I hadn't gotten up that morning thinking a vampire would end up psychoanalyzing my sexual preferences, but that's apparently where my life was going.
“You understand me there, sir.”
“But Eva didn't, son. That's what I'm saying. Part of me didn't think she ever got the chance. Think about it. A camp follower all her life. Her nappies changed between her ma's clients. When would a girl like that have a chance to experience love? Was she sung to between marches? Was she held when she needed? Ah may be a ruthless sumbitch if I do say so myself, but believe you me, I have known love.
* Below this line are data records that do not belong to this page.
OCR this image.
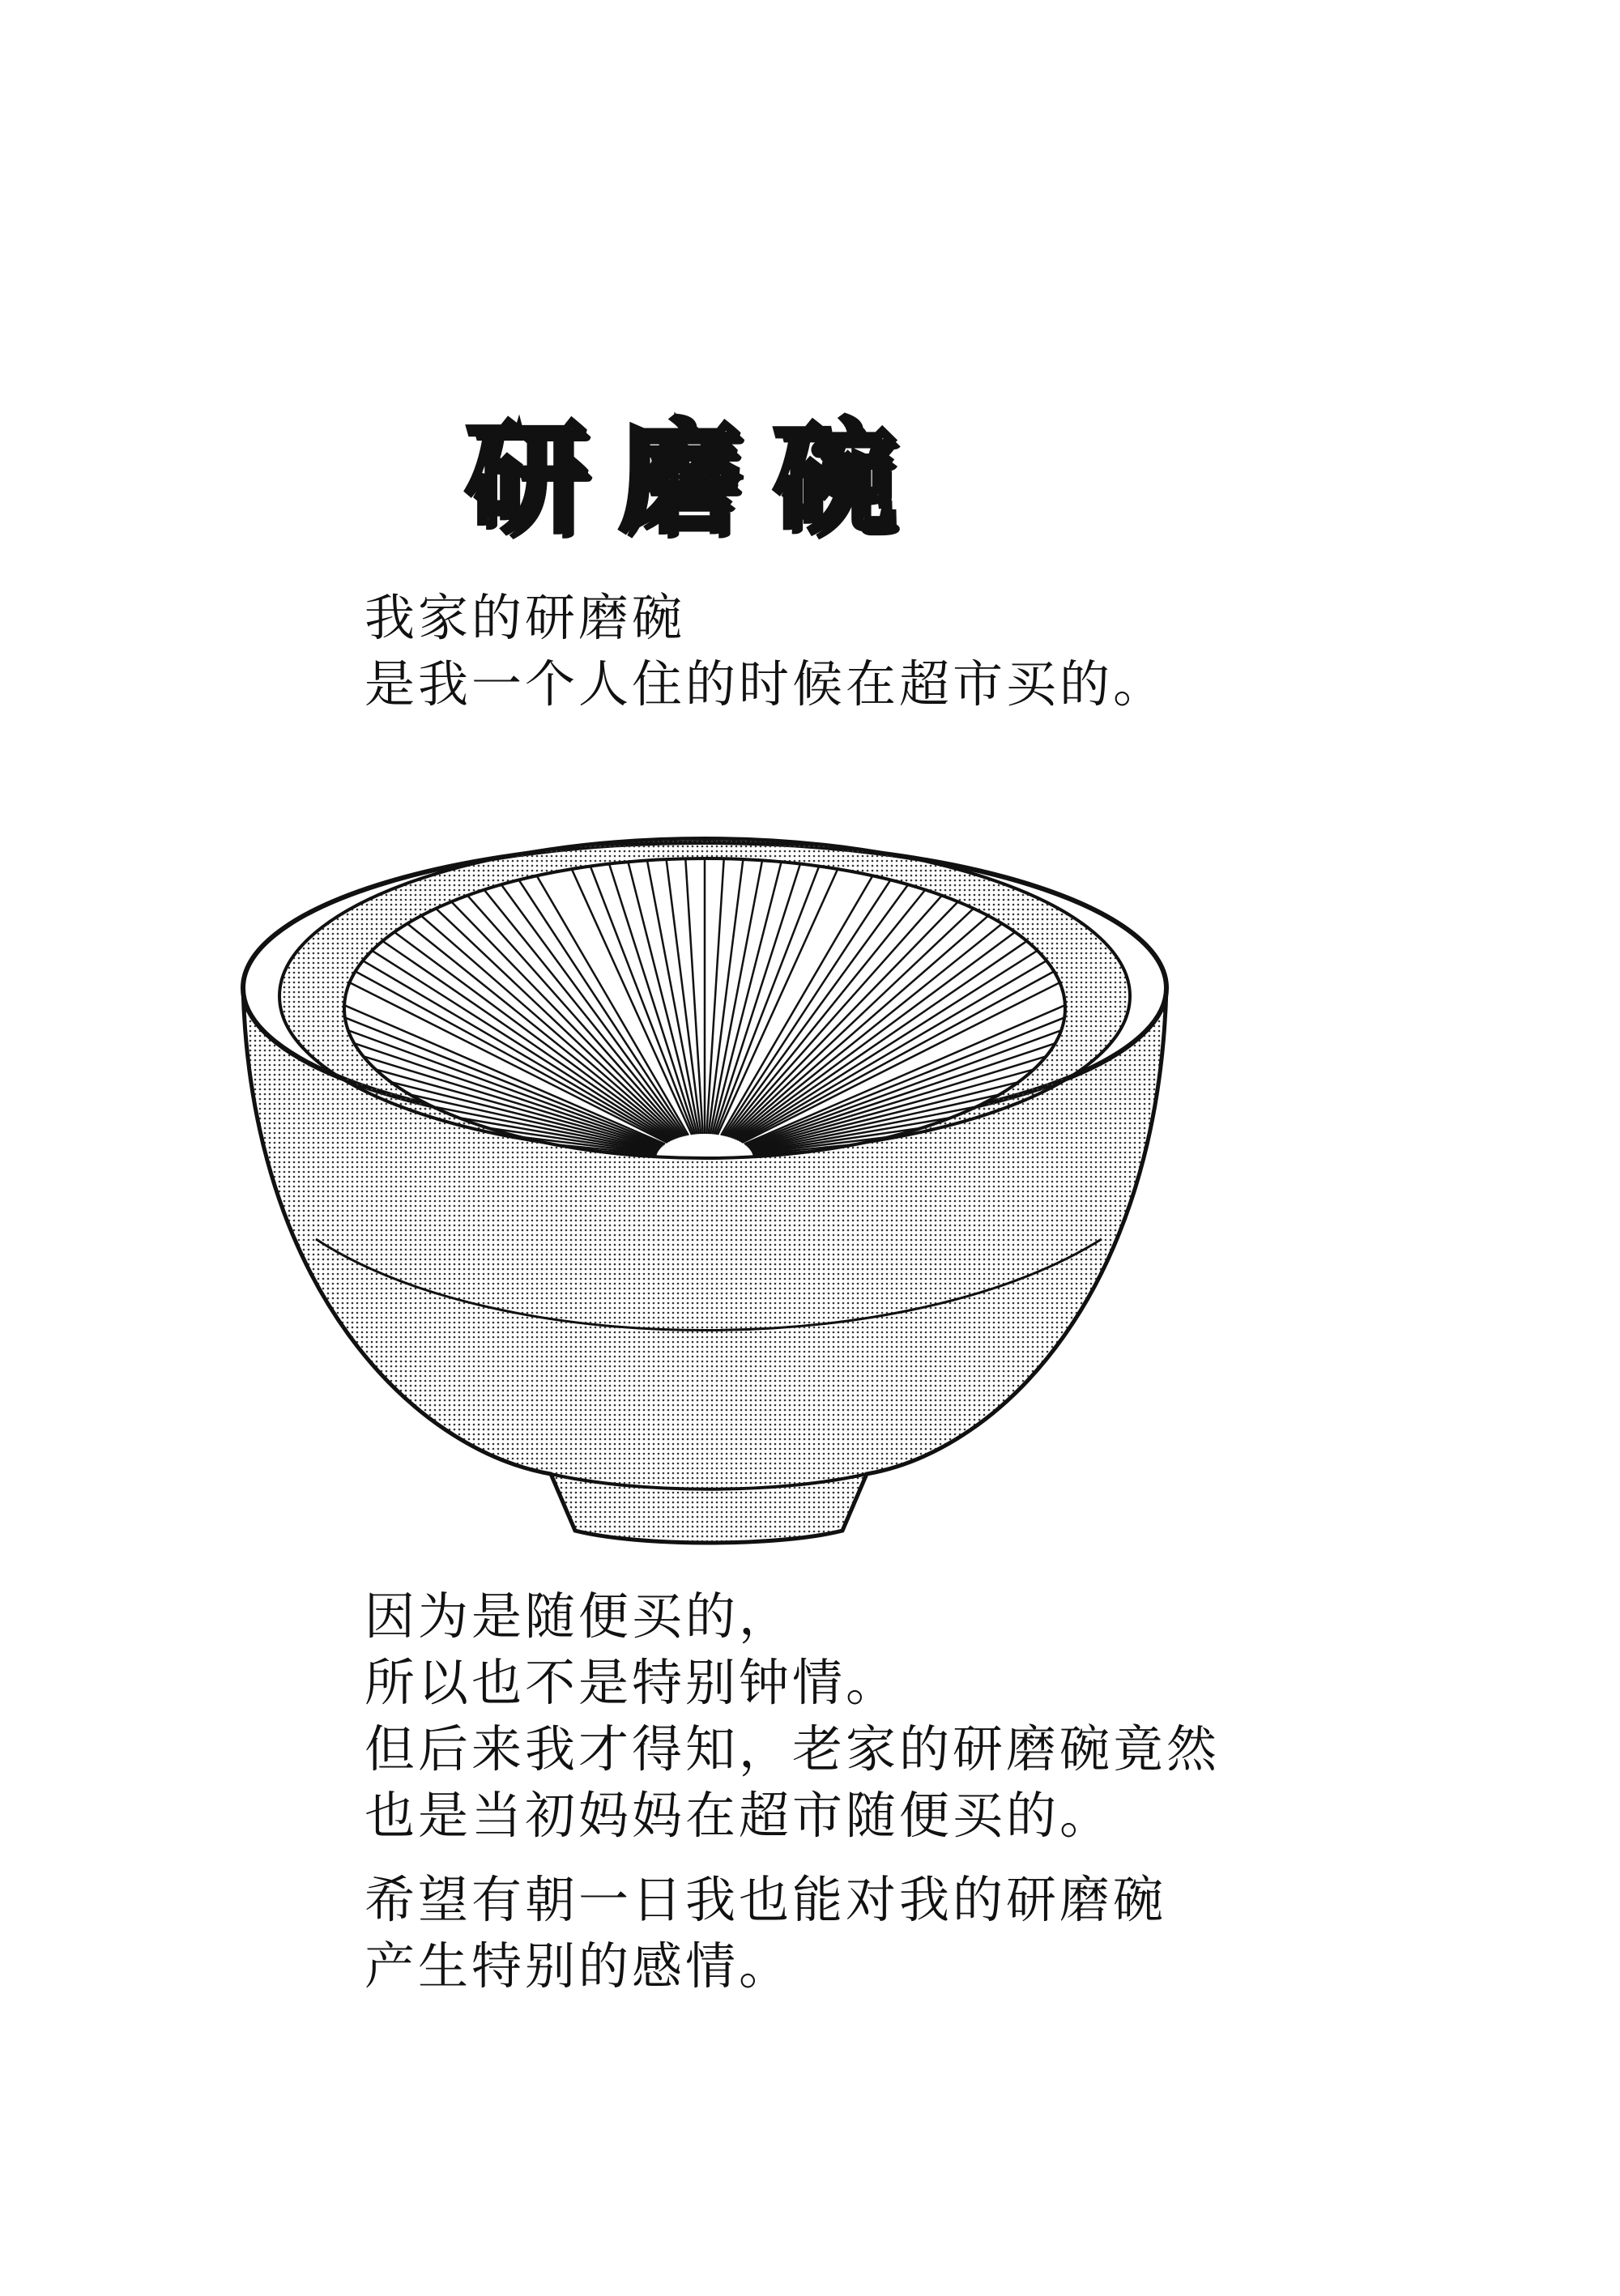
研磨碗
我家的研磨碗
是我一个人住的时候在超市买的。
因为是随便买的，
所以也不是特别钟情。
但后来我才得知，老家的研磨碗竟然
也是当初妈妈在超市随便买的。
希望有朝一日我也能对我的研磨碗
产生特别的感情。
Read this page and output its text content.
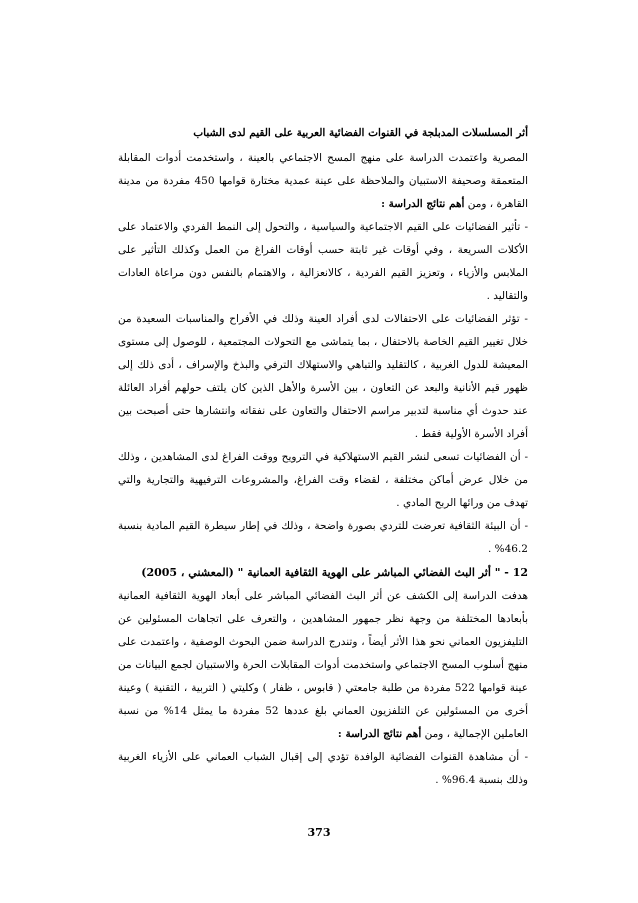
أثر المسلسلات المدبلجة في القنوات الفضائية العربية على القيم لدى الشباب

المصرية واعتمدت الدراسة على منهج المسح الاجتماعي بالعينة ، واستخدمت أدوات المقابلة المتعمقة وصحيفة الاستبيان والملاحظة على عينة عمدية مختارة قوامها 450 مفردة من مدينة القاهرة ، ومن أهم نتائج الدراسة :

- تأثير الفضائيات على القيم الاجتماعية والسياسية ، والتحول إلى النمط الفردي والاعتماد على الأكلات السريعة ، وفي أوقات غير ثابتة حسب أوقات الفراغ من العمل وكذلك التأثير على الملابس والأزياء ، وتعزيز القيم الفردية ، كالانعزالية ، والاهتمام بالنفس دون مراعاة العادات والتقاليد .

- تؤثر الفضائيات على الاحتفالات لدى أفراد العينة وذلك في الأفراح والمناسبات السعيدة من خلال تغيير القيم الخاصة بالاحتفال ، بما يتماشى مع التحولات المجتمعية ، للوصول إلى مستوى المعيشة للدول الغربية ، كالتقليد والتباهي والاستهلاك الترفي والبذخ والإسراف ، أدى ذلك إلى ظهور قيم الأنانية والبعد عن التعاون ، بين الأسرة والأهل الذين كان يلتف حولهم أفراد العائلة عند حدوث أي مناسبة لتدبير مراسم الاحتفال والتعاون على نفقاته وانتشارها حتى أصبحت بين أفراد الأسرة الأولية فقط .

- أن الفضائيات تسعى لنشر القيم الاستهلاكية في الترويح ووقت الفراغ لدى المشاهدين ، وذلك من خلال عرض أماكن مختلفة ، لقضاء وقت الفراغ، والمشروعات الترفيهية والتجارية والتي تهدف من ورائها الربح المادي .

- أن البيئة الثقافية تعرضت للتردي بصورة واضحة ، وذلك في إطار سيطرة القيم المادية بنسبة 46.2% .

12 - " أثر البث الفضائي المباشر على الهوية الثقافية العمانية " (المعشني ، 2005)

هدفت الدراسة إلى الكشف عن أثر البث الفضائي المباشر على أبعاد الهوية الثقافية العمانية بأبعادها المختلفة من وجهة نظر جمهور المشاهدين ، والتعرف على اتجاهات المسئولين عن التليفزيون العماني نحو هذا الأثر أيضاً ، وتندرج الدراسة ضمن البحوث الوصفية ، واعتمدت على منهج أسلوب المسح الاجتماعي واستخدمت أدوات المقابلات الحرة والاستبيان لجمع البيانات من عينة قوامها 522 مفردة من طلبة جامعتي ( قابوس ، ظفار ) وكليتي ( التربية ، التقنية ) وعينة أخرى من المسئولين عن التلفزيون العماني بلغ عددها 52 مفردة ما يمثل 14% من نسبة العاملين الإجمالية ، ومن أهم نتائج الدراسة :

- أن مشاهدة القنوات الفضائية الوافدة تؤدي إلى إقبال الشباب العماني على الأزياء الغربية وذلك بنسبة 96.4% .

373
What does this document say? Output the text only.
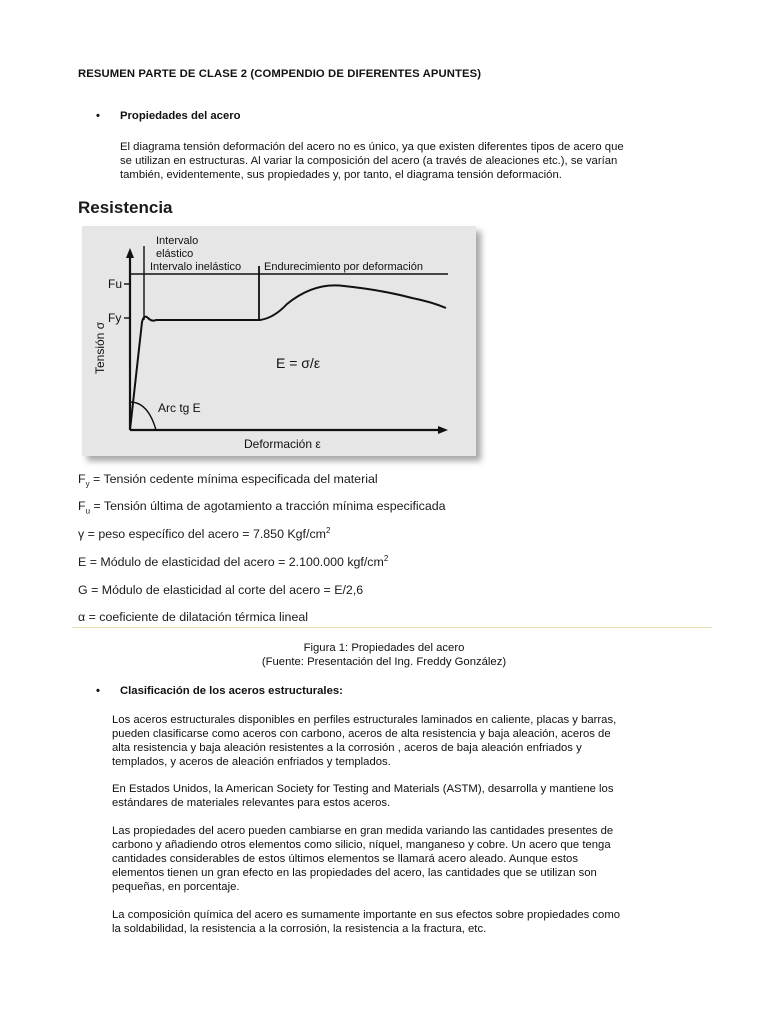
RESUMEN PARTE DE CLASE 2 (COMPENDIO DE DIFERENTES APUNTES)
• Propiedades del acero
El diagrama tensión deformación del acero no es único, ya que existen diferentes tipos de acero que
se utilizan en estructuras. Al variar la composición del acero (a través de aleaciones etc.), se varían
también, evidentemente, sus propiedades y, por tanto, el diagrama tensión deformación.
Resistencia
Fu
Fy
Intervalo
elástico
Intervalo inelástico Endurecimiento por deformación
E = σ/ε
Arc tg E
Deformación ε
Tensión σ
$F_y$ = Tensión cedente mínima especificada del material
$F_u$ = Tensión última de agotamiento a tracción mínima especificada
γ = peso específico del acero = 7.850 Kgf/$cm^2$
E = Módulo de elasticidad del acero = 2.100.000 kgf/$cm^2$
G = Módulo de elasticidad al corte del acero = E/2,6
α = coeficiente de dilatación térmica lineal
Figura 1: Propiedades del acero
(Fuente: Presentación del Ing. Freddy González)
• Clasificación de los aceros estructurales:
Los aceros estructurales disponibles en perfiles estructurales laminados en caliente, placas y barras,
pueden clasificarse como aceros con carbono, aceros de alta resistencia y baja aleación, aceros de
alta resistencia y baja aleación resistentes a la corrosión , aceros de baja aleación enfriados y
templados, y aceros de aleación enfriados y templados.
En Estados Unidos, la American Society for Testing and Materials (ASTM), desarrolla y mantiene los
estándares de materiales relevantes para estos aceros.
Las propiedades del acero pueden cambiarse en gran medida variando las cantidades presentes de
carbono y añadiendo otros elementos como silicio, níquel, manganeso y cobre. Un acero que tenga
cantidades considerables de estos últimos elementos se llamará acero aleado. Aunque estos
elementos tienen un gran efecto en las propiedades del acero, las cantidades que se utilizan son
pequeñas, en porcentaje.
La composición química del acero es sumamente importante en sus efectos sobre propiedades como
la soldabilidad, la resistencia a la corrosión, la resistencia a la fractura, etc.
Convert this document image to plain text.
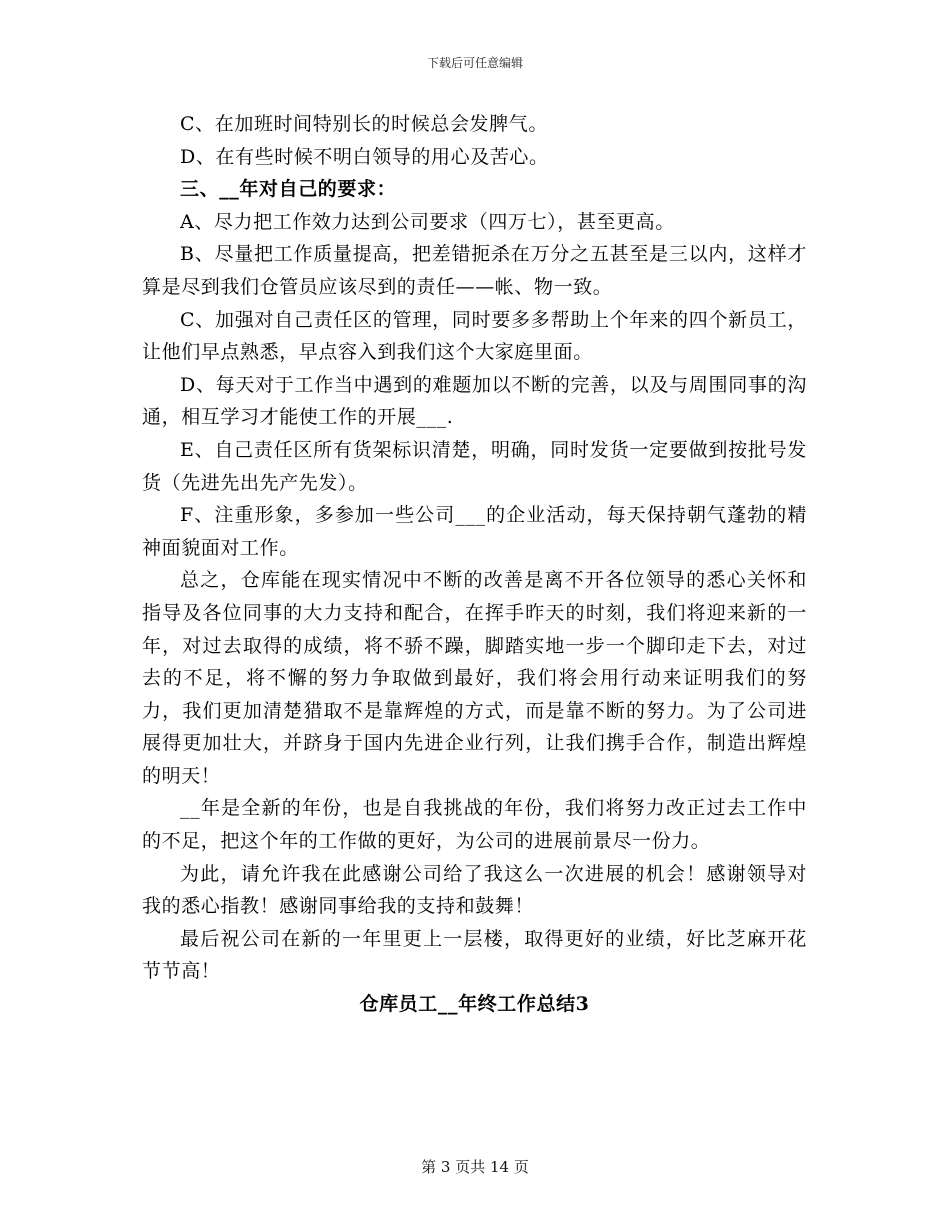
下载后可任意编辑

C、在加班时间特别长的时候总会发脾气。

D、在有些时候不明白领导的用心及苦心。

三、__年对自己的要求：

A、尽力把工作效力达到公司要求（四万七），甚至更高。

B、尽量把工作质量提高，把差错扼杀在万分之五甚至是三以内，这样才算是尽到我们仓管员应该尽到的责任——帐、物一致。

C、加强对自己责任区的管理，同时要多多帮助上个年来的四个新员工，让他们早点熟悉，早点容入到我们这个大家庭里面。

D、每天对于工作当中遇到的难题加以不断的完善，以及与周围同事的沟通，相互学习才能使工作的开展___.

E、自己责任区所有货架标识清楚，明确，同时发货一定要做到按批号发货（先进先出先产先发）。

F、注重形象，多参加一些公司___的企业活动，每天保持朝气蓬勃的精神面貌面对工作。

总之，仓库能在现实情况中不断的改善是离不开各位领导的悉心关怀和指导及各位同事的大力支持和配合，在挥手昨天的时刻，我们将迎来新的一年，对过去取得的成绩，将不骄不躁，脚踏实地一步一个脚印走下去，对过去的不足，将不懈的努力争取做到最好，我们将会用行动来证明我们的努力，我们更加清楚猎取不是靠辉煌的方式，而是靠不断的努力。为了公司进展得更加壮大，并跻身于国内先进企业行列，让我们携手合作，制造出辉煌的明天！

__年是全新的年份，也是自我挑战的年份，我们将努力改正过去工作中的不足，把这个年的工作做的更好，为公司的进展前景尽一份力。

为此，请允许我在此感谢公司给了我这么一次进展的机会！感谢领导对我的悉心指教！感谢同事给我的支持和鼓舞！

最后祝公司在新的一年里更上一层楼，取得更好的业绩，好比芝麻开花节节高！

仓库员工__年终工作总结3

第 3 页共 14 页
I've spent a cool winter night in loving arms. I've tasted cornbread made with heart and care as much as cornmeal and butter. But I don't think your late mistress ever did. Did she have any notion when she became a woman that time in her arms meant anything more than another few coins? With that in mind, is it really any wonder she looked at your toys and saw them as tools of a fellow monster instead of a lover?”
“That... makes a lot of sense, actually.”
Chittenden opened his arms like an emcee welcoming applause. “There ya go, son.”